There are two divisions in wearable technology – one that collects information about you and another about the wearer.
Speaking at a Halsbury’s Law Exchange event in central London, wearable technology was determined to be as powerful as a computer and it was difficult to nail down the “fluid borders”.
Andrew Caldecott QC said: “The key legal argument is that something should allow us to keep control of our own private information and we should be entitled to when we release it. It all sounds attractive, but you get a problem when one person wants to tell a story and that story involves somebody else who is part of the story and doesn’t want it to be told. It is all about conflicting values.”
Eduardo Ustaran, partner at Hogan Lovells said that there are two relevant elements to this: that we lack awareness of the individual that the technology is around you; and the second is the surreptitious collection of data. “That challenges the most traditional understanding of data protection in Europe, which is all about data protection being about the individual being in control of information about them, but wearable technology is the latest manifestation of the type of technology that is not putting you in control of your data at all,” he said.
“You are unaware of the amount of information that is being collected and how it is being used, so it challenges the most common understanding in principle of data protection as we have understood them.”

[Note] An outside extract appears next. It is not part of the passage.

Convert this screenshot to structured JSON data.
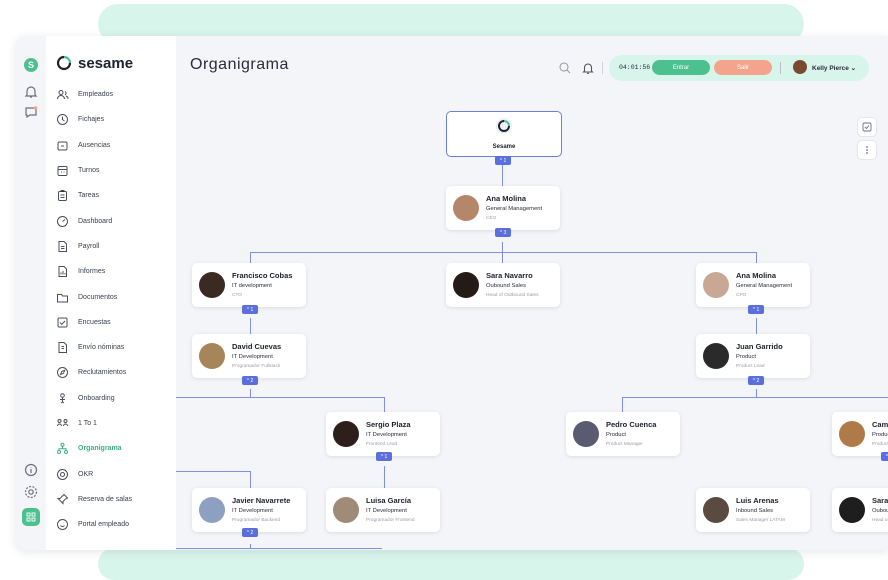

Jessica Bland, senior researcher in technology futures at Nesta, said that this stretches the definition of technology, as technologies can stretch your response and capabilities, but there is an issue of where data is collected and how it is used. Bland highlighted how personal data is collected and aggregated and used by a corporate. “When did that change happen, and what does that mean for the product of data,” she asked. “It is quite a difficult change.
Bland also criticised a “tick box culture” that has extended to this, as the time between the action and collection is unknown, especially as users probably did not read or sign the terms and conditions of use about data collection.
Ustaran commented that developers are now being asked to do privacy impact assessments to assess the privacy implications and level of intrusion up front, and that will become a more popular tool to determine the compliance of the technology with the law.
“Mainly because the idea of consent is becoming more of a fallacy, as we don’t know what is going to happen to that information so the emphasis is shifted, and it is right that it is,” he said.
“The individual is determining whether they are happy with what is done with their information and the user of the technology knows whether it is intrusive or not.”
Caldecott commented that “collection rarely leads to litigation”, and it is normally about misuse of collection about you by others.